Is below sorting algorithm O(n)?

Question

Algorithm:

1. insert element counts in a map
2. start from first element
3. if first is present in a map, insert in output array (total number of count), increment first
4. if first is not in a map, find next number which is present in a map

Complexity: O(max element in array) which is linear, so, O(n).

vector<int> sort(vector<int>& can) {
    unordered_map<int,int> mp;
    int first = INT_MAX;
    int last = INT_MIN;
    for(auto &n : can) {
        first = min(first, n);
        last = max(last, n);
        mp[n]++;
    }
    vector<int> out;
    while(first <= last) {
        while(mp.find(first) == mp.end()) first ++;
        int cnt = mp[first];
        while(cnt--) out.push_back(first);
        first++;
    }
    return out;
}

Answer 1

Complexity: O(max element in array) which is linear, so, O(n).

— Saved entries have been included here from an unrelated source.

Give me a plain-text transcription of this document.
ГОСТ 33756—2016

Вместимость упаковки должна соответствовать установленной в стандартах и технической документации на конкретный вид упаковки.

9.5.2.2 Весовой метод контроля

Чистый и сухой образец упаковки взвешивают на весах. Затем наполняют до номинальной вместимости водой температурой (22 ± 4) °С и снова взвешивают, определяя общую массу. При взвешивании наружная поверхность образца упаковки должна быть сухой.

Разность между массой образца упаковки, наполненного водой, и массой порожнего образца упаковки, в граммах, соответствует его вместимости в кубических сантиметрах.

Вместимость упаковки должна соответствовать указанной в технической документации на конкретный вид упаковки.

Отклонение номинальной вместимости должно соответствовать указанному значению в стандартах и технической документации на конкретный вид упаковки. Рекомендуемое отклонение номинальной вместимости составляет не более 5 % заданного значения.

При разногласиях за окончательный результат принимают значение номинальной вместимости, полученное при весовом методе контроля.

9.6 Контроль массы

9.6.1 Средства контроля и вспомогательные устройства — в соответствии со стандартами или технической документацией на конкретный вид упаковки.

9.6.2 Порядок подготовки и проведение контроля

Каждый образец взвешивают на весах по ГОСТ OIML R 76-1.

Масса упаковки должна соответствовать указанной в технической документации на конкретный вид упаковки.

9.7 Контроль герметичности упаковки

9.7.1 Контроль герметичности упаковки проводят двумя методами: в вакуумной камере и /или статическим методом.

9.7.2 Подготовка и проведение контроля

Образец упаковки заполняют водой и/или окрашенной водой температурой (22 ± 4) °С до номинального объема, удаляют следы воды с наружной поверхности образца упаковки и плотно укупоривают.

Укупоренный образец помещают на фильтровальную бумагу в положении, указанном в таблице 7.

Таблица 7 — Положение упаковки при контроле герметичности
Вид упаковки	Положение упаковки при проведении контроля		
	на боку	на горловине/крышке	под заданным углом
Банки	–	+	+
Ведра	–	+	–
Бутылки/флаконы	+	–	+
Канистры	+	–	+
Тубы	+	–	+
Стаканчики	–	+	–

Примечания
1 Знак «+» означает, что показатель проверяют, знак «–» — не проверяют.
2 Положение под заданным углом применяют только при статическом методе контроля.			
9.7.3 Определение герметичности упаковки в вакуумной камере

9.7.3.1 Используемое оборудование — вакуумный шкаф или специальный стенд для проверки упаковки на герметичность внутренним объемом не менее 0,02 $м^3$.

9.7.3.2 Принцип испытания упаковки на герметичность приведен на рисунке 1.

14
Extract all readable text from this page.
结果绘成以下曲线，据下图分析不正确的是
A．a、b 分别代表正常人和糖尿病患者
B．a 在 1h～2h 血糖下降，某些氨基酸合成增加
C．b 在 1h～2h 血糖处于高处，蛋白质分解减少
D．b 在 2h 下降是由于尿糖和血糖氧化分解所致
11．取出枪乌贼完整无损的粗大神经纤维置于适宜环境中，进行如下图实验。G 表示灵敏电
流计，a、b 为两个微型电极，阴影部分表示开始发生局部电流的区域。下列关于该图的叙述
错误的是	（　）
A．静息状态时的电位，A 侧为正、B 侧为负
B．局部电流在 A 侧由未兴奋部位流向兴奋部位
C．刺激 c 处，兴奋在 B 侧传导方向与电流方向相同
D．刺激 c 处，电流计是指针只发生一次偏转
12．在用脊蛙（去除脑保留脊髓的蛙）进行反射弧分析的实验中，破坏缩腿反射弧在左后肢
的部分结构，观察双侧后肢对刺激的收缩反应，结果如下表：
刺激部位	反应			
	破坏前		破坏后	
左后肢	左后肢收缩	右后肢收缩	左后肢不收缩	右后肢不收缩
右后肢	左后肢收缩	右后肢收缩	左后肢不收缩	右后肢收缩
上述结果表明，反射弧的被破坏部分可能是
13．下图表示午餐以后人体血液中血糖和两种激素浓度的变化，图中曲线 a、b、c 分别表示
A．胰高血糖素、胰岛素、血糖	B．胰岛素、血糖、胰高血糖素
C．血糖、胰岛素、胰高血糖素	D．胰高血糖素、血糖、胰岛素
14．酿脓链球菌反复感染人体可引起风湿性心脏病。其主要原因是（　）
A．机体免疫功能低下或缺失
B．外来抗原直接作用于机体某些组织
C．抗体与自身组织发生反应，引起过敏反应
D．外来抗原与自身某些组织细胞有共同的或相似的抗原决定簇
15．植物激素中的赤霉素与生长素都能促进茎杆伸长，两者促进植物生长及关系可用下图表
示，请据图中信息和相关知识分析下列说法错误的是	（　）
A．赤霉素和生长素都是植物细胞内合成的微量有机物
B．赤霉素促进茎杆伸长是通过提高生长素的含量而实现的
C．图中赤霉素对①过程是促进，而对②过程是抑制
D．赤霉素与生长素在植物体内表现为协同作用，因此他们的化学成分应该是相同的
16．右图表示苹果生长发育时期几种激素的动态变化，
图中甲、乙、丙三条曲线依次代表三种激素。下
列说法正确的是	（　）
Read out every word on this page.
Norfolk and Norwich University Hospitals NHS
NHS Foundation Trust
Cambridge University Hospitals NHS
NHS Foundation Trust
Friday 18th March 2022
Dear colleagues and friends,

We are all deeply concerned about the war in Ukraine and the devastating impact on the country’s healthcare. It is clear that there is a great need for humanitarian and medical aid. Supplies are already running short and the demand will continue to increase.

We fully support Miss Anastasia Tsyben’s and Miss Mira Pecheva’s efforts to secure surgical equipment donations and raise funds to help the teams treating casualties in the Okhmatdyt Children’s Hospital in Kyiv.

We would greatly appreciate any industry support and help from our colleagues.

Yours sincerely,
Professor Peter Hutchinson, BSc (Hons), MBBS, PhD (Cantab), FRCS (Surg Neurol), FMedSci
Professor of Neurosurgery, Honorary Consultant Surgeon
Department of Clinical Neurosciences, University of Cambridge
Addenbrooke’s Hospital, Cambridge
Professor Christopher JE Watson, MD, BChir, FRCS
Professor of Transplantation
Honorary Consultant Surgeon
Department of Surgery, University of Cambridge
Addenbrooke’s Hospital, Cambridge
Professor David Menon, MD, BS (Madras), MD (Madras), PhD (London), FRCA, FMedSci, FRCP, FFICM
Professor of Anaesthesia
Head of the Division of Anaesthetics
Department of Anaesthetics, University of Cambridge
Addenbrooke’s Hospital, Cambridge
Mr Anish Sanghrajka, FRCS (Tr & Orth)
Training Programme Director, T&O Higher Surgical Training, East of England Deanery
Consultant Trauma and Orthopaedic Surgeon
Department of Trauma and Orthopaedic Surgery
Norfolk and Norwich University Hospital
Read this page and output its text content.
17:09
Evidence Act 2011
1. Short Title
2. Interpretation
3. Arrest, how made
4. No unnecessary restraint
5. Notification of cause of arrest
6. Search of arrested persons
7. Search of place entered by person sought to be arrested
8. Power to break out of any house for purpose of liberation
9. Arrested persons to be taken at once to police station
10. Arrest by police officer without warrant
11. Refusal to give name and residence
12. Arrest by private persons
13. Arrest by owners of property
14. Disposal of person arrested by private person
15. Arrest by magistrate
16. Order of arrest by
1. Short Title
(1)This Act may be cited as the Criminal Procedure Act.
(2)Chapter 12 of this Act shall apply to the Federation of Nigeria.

No, it's not O(n). The while loop iterates last - first + 1 times, and this quantity depends on the array's contents , not the array's length .

Usually we use n to mean the length of the array that the algorithm works on. To describe the range (ie the difference between the largest and smallest values in the array), we could introduce a different variable r, and then the time complexity is O(n + r), because the first loop populating the map iterates O(n) times, the second loop populating the vector iterates O(r) times, and its inner loop which counts down from cnt iterates O(n) times in total.

Another more formal way to define n is the "size of the input", typically measured in the number of bits that it takes to encode the algorithm's input. Suppose the input is an array of length 2, containing just the numbers 0 and M for some number M. In this case, if the number of bits used to encode the input is n, then the number M can be on the order of O(2 ⁿ ), and the second loop does that many iterations; so by this formal definition the time complexity is exponential.